I’m currently building a RAG pipeline in n8n using a vector database, and I have a question regarding how chunk IDs and metadata are generated and stored.
Right now, the vector store automatically generates IDs like this:
000c27f1-d67b-4dae-a1b4-91d4c6f157ae
However, for debugging and traceability purposes, we would prefer something more meaningful.
What we are trying to achieve:
We would like the ID (or metadata) to include:
The original file name
The chunk index (e.g. 1, 2, 3, … per document)

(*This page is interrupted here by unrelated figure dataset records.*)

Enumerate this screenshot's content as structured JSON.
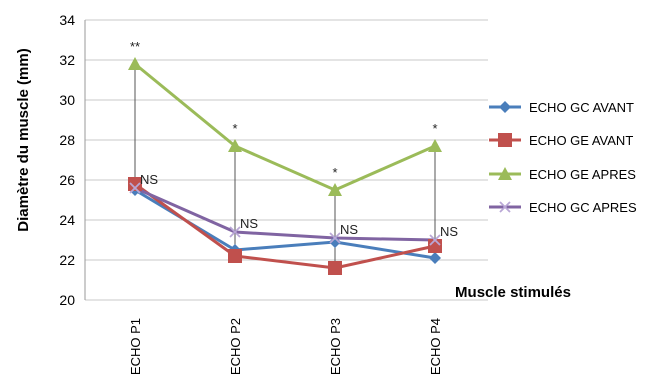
{
  "chart_data": {
    "type": "line",
    "title": "",
    "xlabel": "Muscle stimulés",
    "ylabel": "Diamètre du muscle (mm)",
    "ylim": [
      20,
      34
    ],
    "yticks": [
      20,
      22,
      24,
      26,
      28,
      30,
      32,
      34
    ],
    "categories": [
      "ECHO P1",
      "ECHO P2",
      "ECHO P3",
      "ECHO P4"
    ],
    "grid": true,
    "legend_position": "right",
    "series": [
      {
        "name": "ECHO GC AVANT",
        "color": "#4a7ebb",
        "marker": "diamond",
        "values": [
          25.5,
          22.5,
          22.9,
          22.1
        ]
      },
      {
        "name": "ECHO GE AVANT",
        "color": "#c0504d",
        "marker": "square",
        "values": [
          25.8,
          22.2,
          21.6,
          22.7
        ]
      },
      {
        "name": "ECHO GE APRES",
        "color": "#9bbb59",
        "marker": "triangle",
        "values": [
          31.8,
          27.7,
          25.5,
          27.7
        ]
      },
      {
        "name": "ECHO GC APRES",
        "color": "#8064a2",
        "marker": "x",
        "values": [
          25.6,
          23.4,
          23.1,
          23.0
        ]
      }
    ],
    "significance_marks": [
      "**",
      "*",
      "*",
      "*"
    ],
    "ns_labels": [
      "NS",
      "NS",
      "NS",
      "NS"
    ]
  }
}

→ Example: filename_1, filename_2, etc. OR
The line range of the chunk already available in metadata, for example:
"loc": {
"lines": {
"from": 450,
"to": 512
}
}
Ideally, we would like something like:
filename_chunk_3
or
filename_450-512
Question:
Is there a recommended way in n8n (or LangChain vector store nodes) to customize:
the document chunk IDs, or
the metadata structure used for storage in pgvector?
Or is the UUID generation fixed, and we should instead handle this purely via metadata enrichment before insertion?

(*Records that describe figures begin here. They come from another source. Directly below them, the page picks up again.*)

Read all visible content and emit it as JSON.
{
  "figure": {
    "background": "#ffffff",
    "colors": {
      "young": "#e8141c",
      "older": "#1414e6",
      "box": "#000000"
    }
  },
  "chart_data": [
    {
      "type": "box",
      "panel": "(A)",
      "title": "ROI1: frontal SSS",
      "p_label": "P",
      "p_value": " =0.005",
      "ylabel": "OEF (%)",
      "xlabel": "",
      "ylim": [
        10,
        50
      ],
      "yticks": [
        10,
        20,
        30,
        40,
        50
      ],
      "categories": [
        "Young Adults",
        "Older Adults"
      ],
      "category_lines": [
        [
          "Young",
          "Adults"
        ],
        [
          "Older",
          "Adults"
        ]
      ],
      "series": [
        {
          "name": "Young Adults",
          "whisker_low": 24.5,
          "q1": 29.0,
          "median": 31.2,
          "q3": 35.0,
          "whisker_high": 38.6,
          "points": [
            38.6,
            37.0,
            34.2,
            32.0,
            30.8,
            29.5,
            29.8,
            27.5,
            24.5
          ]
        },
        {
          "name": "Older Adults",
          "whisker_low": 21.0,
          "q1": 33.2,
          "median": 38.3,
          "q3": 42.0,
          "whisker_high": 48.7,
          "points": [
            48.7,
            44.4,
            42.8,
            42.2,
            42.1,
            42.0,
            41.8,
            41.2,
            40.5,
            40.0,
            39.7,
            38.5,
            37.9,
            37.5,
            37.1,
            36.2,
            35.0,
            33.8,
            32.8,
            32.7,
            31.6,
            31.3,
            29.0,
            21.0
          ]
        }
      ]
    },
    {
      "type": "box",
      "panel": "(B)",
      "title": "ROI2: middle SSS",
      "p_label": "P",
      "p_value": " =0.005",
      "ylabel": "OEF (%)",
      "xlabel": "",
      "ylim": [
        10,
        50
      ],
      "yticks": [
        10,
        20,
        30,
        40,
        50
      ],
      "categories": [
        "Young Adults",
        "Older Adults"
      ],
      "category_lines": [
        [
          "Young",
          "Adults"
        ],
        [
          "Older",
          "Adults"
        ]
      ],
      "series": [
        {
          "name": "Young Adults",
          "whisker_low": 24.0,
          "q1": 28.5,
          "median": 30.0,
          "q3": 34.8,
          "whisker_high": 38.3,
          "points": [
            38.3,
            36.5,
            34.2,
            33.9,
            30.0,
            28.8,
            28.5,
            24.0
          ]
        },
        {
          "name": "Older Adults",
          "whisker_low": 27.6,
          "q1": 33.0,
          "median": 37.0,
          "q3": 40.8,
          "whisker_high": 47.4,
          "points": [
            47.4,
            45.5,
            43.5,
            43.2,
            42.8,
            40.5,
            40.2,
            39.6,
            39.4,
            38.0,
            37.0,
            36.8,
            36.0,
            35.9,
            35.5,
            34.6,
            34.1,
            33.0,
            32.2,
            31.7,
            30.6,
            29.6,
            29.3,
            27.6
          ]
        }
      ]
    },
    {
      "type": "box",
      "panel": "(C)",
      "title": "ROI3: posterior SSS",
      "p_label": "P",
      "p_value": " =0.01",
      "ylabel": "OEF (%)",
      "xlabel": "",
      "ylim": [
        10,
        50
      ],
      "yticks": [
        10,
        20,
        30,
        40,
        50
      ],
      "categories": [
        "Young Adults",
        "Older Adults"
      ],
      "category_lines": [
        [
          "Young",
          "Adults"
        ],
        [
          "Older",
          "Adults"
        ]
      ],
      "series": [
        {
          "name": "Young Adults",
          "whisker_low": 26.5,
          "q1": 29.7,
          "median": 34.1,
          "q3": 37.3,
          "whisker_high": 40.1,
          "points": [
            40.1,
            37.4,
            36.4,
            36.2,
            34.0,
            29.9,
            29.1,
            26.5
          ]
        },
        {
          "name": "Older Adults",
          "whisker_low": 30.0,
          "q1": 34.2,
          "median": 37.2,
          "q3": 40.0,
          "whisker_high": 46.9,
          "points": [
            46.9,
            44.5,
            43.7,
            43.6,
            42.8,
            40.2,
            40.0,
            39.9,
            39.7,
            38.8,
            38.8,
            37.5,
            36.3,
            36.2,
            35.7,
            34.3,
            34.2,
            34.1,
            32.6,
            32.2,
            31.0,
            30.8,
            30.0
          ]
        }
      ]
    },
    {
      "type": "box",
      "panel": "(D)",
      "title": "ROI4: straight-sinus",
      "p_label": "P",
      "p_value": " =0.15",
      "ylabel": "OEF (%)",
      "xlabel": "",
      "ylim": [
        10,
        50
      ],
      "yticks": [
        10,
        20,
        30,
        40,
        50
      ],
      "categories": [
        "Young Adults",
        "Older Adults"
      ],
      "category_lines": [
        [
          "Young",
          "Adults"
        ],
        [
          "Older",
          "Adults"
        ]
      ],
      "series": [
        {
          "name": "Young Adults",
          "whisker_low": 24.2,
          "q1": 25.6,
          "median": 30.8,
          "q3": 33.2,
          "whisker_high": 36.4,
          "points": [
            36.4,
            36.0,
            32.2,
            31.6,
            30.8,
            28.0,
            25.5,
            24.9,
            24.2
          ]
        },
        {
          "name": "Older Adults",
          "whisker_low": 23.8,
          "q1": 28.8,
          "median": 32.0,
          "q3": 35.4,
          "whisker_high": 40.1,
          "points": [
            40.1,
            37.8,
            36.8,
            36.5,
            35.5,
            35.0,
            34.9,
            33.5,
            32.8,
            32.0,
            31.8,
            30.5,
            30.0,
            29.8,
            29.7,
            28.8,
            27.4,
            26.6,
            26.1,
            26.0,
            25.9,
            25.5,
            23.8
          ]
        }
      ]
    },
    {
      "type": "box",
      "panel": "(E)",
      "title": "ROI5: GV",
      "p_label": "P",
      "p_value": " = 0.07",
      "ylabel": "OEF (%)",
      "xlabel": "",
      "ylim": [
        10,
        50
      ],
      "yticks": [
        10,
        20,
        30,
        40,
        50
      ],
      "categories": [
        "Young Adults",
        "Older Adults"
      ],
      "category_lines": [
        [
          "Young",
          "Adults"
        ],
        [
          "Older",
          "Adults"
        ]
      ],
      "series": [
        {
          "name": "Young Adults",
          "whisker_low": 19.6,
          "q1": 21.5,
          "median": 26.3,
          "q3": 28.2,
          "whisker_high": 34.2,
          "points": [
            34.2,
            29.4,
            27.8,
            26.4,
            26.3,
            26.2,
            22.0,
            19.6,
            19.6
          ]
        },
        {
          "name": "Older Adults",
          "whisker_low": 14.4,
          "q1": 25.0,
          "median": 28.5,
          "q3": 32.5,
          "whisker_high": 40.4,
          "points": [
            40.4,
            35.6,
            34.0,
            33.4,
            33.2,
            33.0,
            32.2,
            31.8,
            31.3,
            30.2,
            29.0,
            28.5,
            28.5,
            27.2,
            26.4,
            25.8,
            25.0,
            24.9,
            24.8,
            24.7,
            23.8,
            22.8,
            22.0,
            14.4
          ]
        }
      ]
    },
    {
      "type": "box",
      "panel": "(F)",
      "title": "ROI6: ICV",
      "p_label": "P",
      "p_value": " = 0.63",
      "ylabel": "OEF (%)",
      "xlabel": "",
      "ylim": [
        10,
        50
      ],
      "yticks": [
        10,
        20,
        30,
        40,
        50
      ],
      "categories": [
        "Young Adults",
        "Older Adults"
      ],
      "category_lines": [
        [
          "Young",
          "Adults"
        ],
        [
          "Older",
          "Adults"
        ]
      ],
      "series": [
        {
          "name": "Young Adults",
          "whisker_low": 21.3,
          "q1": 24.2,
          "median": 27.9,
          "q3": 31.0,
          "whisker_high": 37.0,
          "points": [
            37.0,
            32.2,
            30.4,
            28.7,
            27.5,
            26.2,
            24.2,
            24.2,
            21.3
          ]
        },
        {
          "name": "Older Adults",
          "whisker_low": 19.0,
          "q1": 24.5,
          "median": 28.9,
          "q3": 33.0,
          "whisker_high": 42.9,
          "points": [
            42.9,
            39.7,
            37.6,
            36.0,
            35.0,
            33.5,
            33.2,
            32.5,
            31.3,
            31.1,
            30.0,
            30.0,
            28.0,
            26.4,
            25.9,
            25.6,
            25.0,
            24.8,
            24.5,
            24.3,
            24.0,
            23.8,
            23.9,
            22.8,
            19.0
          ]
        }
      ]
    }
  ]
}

@Leon22 the UUIDs are generated by langchain under the hood, you can’t override them from the n8n vector store node directly. what you want to do is enrich metadata before insertion — put a Code node between your text splitter and the PGVector node, loop through items and add filename_chunk_1 etc to each item’s metadata using $json.metadata.loc.lines which is already there. then you can query/filter by that field in pgvector. the Default Data Loader also has a metadata field where you can set key-value pairs per document if you want to keep it simpler
Hi @Leon22
honestly the UUID generation for chunk id is automatic and is not directly customizable in n8n given nodes for vectors, for now you can read this:
i would say do not reply on UUID, focus on meta data enrichment, you can get that working with the default data loader menu option or a code node if you prefer more customization in injestion, try using a code like:
for (const item of $input.all()) {
item.json.metadata = item.json.metadata || {};
item.json.metadata.source_file = 'filename.pdf';
item.json.metadata.chunk_index = item.json.metadata.loc?.lines?.from + '-' + item.json.metadata.loc?.lines?.to;
// e.g. results in "filename.pdf" + "450-512" in metadata
}
return $input.all();
That’s a really great tip, thanks for pointing that out
Quick follow-up question:
How can I actually verify that the metadata fields are being indexed and used at all?

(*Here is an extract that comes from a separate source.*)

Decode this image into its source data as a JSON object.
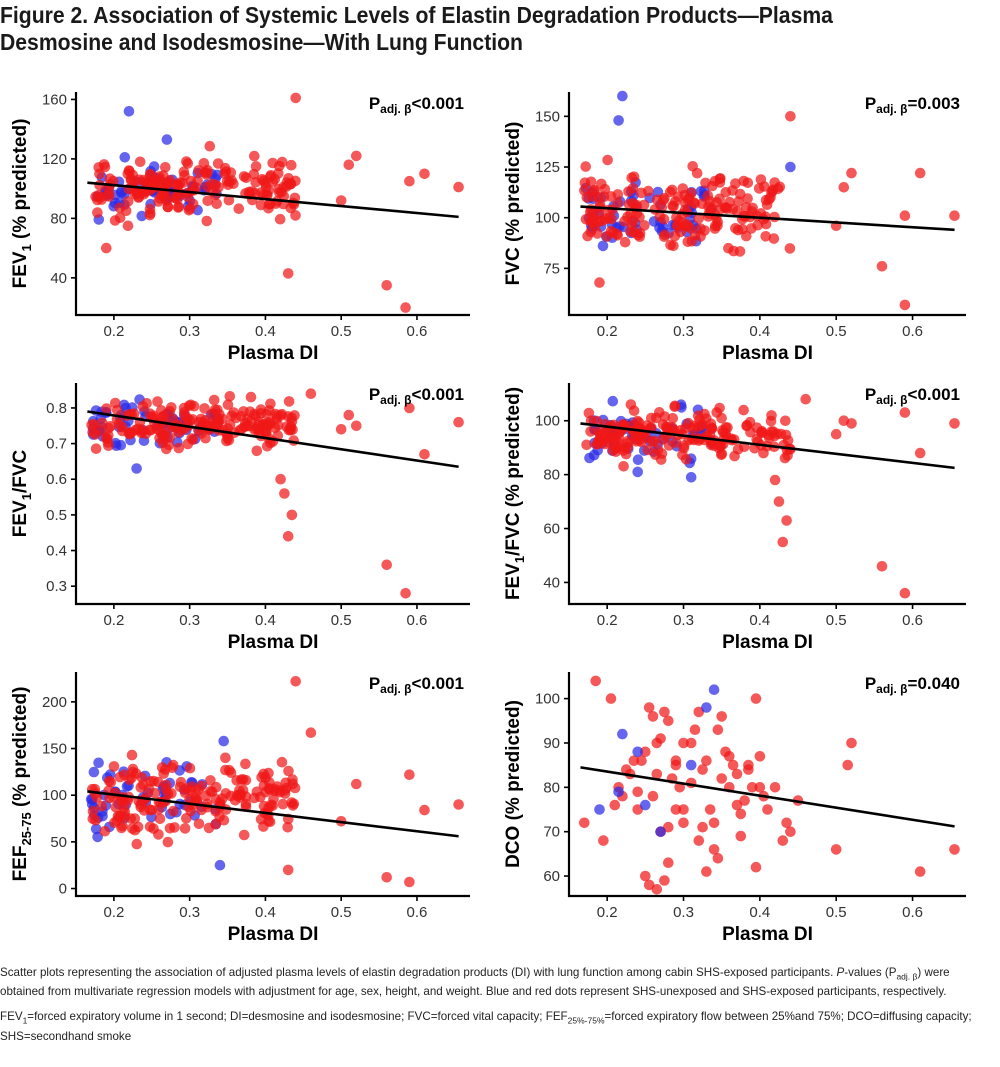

Since pgvector stores all embeddings in the same column, I’m not sure how to confirm whether Postgres is really using the metadata indexes during retrieval.
@Leon22 run \d your_table_name in psql to see existing indexes, then check with EXPLAIN ANALYZE on a query filtering by your metadata field — if it shows a sequential scan instead of an index scan, the index isn’t being used. heads up: if you’re on the default langchain pgvector schema the column is called cmetadata not metadata. you can add one with CREATE INDEX ON your_table USING gin (cmetadata jsonb_path_ops); if it’s missing — jsonb_path_ops is the right opclass here since langchain filters use @> containment.
Thanks again for all the help so far — really appreciate the detailed guidance
I have two follow-up questions regarding metadata and file handling:
1. File path in metadata
Right now I’m already able to pass things like the file name into the metadata, since I get that when uploading/processing the file.